Friday, May 14, 2010

Knez is Bohemian

I am Bohemian, not Czechoslovakian.

The Romans gave the name Bohemia to an area in Eastern Europe occupied by a Celtic tribe (the Boii) who were displaced by a race of people called Czechs in the first centuries of the Christian Era in that long sweep of migration and settlement generally referred to as the barbarian invasions.

Bohemia, apparently at times a kingdom and at others a principality, enjoyed a few centuries of independence here and there, but it was mostly in and out of the control of other empires, notably the Moravians, the Holy Roman Empire, and Austria-Hungary.

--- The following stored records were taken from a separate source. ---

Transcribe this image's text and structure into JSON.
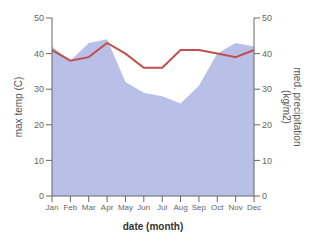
{
  "chart_data": {
    "type": "line",
    "categories": [
      "Jan",
      "Feb",
      "Mar",
      "Apr",
      "May",
      "Jun",
      "Jul",
      "Aug",
      "Sep",
      "Oct",
      "Nov",
      "Dec"
    ],
    "series": [
      {
        "type": "area",
        "axis": "y2",
        "color": "#b8c0e8",
        "values": [
          42,
          38,
          43,
          44,
          32,
          29,
          28,
          26,
          31,
          40,
          43,
          42
        ]
      },
      {
        "type": "line",
        "color": "#c0504d",
        "values": [
          41,
          38,
          39,
          43,
          40,
          36,
          36,
          41,
          41,
          40,
          39,
          41
        ]
      }
    ],
    "xlabel": "date (month)",
    "ylabel": "max temp (C)",
    "y2label": "med. precipitation\n(kg/m2)",
    "ylim": [
      0,
      50
    ],
    "yticks": [
      0,
      10,
      20,
      30,
      40,
      50
    ],
    "y2lim": [
      0,
      50
    ],
    "y2ticks": [
      0,
      10,
      20,
      30,
      40,
      50
    ],
    "grid": false
  }
}
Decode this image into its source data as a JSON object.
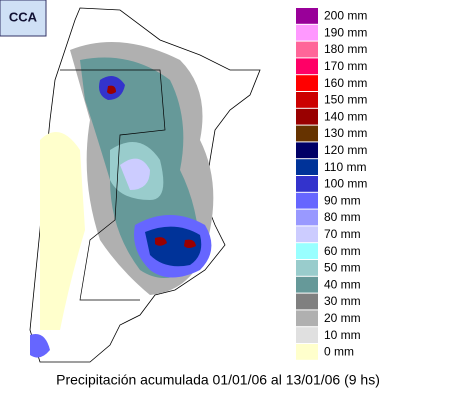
{
  "logo": "CCA",
  "title": "Precipitación acumulada 01/01/06 al 13/01/06 (9 hs)",
  "legend": {
    "items": [
      {
        "label": "200 mm",
        "color": "#990099"
      },
      {
        "label": "190 mm",
        "color": "#ff99ff"
      },
      {
        "label": "180 mm",
        "color": "#ff6699"
      },
      {
        "label": "170 mm",
        "color": "#ff0066"
      },
      {
        "label": "160 mm",
        "color": "#ff0000"
      },
      {
        "label": "150 mm",
        "color": "#cc0000"
      },
      {
        "label": "140 mm",
        "color": "#990000"
      },
      {
        "label": "130 mm",
        "color": "#663300"
      },
      {
        "label": "120 mm",
        "color": "#000066"
      },
      {
        "label": "110 mm",
        "color": "#003399"
      },
      {
        "label": "100 mm",
        "color": "#3333cc"
      },
      {
        "label": "90 mm",
        "color": "#6666ff"
      },
      {
        "label": "80 mm",
        "color": "#9999ff"
      },
      {
        "label": "70 mm",
        "color": "#ccccff"
      },
      {
        "label": "60 mm",
        "color": "#99ffff"
      },
      {
        "label": "50 mm",
        "color": "#99cccc"
      },
      {
        "label": "40 mm",
        "color": "#669999"
      },
      {
        "label": "30 mm",
        "color": "#808080"
      },
      {
        "label": "20 mm",
        "color": "#b0b0b0"
      },
      {
        "label": "10 mm",
        "color": "#e0e0e0"
      },
      {
        "label": "0 mm",
        "color": "#ffffcc"
      }
    ]
  }
}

After the Habsburgs were defeated in World War I, their Austro-Hungarian Empire was broken up and several new countries created out of it. What had once been Bohemia, Moravia, and Slovakia were amalgamated into the new nation of Czechoslovakia.

After World War II, Czechoslovakia, along with all the other Eastern European countries, fell under the influence of Communist Russia and remained under their control until the dissolution of the Soviet Union. In 1993, the Czechs and Slovaks agreed to divide the country in two. Slovakia was reestablished, and that part of Czechoslovakia that had been Bohemia and Moravia was renamed the Czech Republic.

There are a number of places in the United States with significant populations of persons of Czech or Bohemian descent. Iowa and Wisconsin both have such enclaves, and so does Chicago. Many of these people refer to themselves as Czech or Czechoslovakian.

Czech can be thought of as an ethnicity and Bohemian as a nationality, so it is not necessarily incorrect to refer to me and my family as Czech. It is very incorrect, however, to call us Czechoslovakian since Czechoslovakia had not even been invented yet when my grandparents immigrated to the United States in the first decade of the Twentieth Century.

My family and their cronies in the Chicago area referred to themselves as Bohemians, called their language Bohemian, and named things for that place – my grandfather's Odd Fellows lodge was called Bohemia Loze (Bohemian Lodge), and he is buried at Bohemian National Cemetery in Chicago.

Proud to be Bohemian, I am. I'm not Czechoslovakian.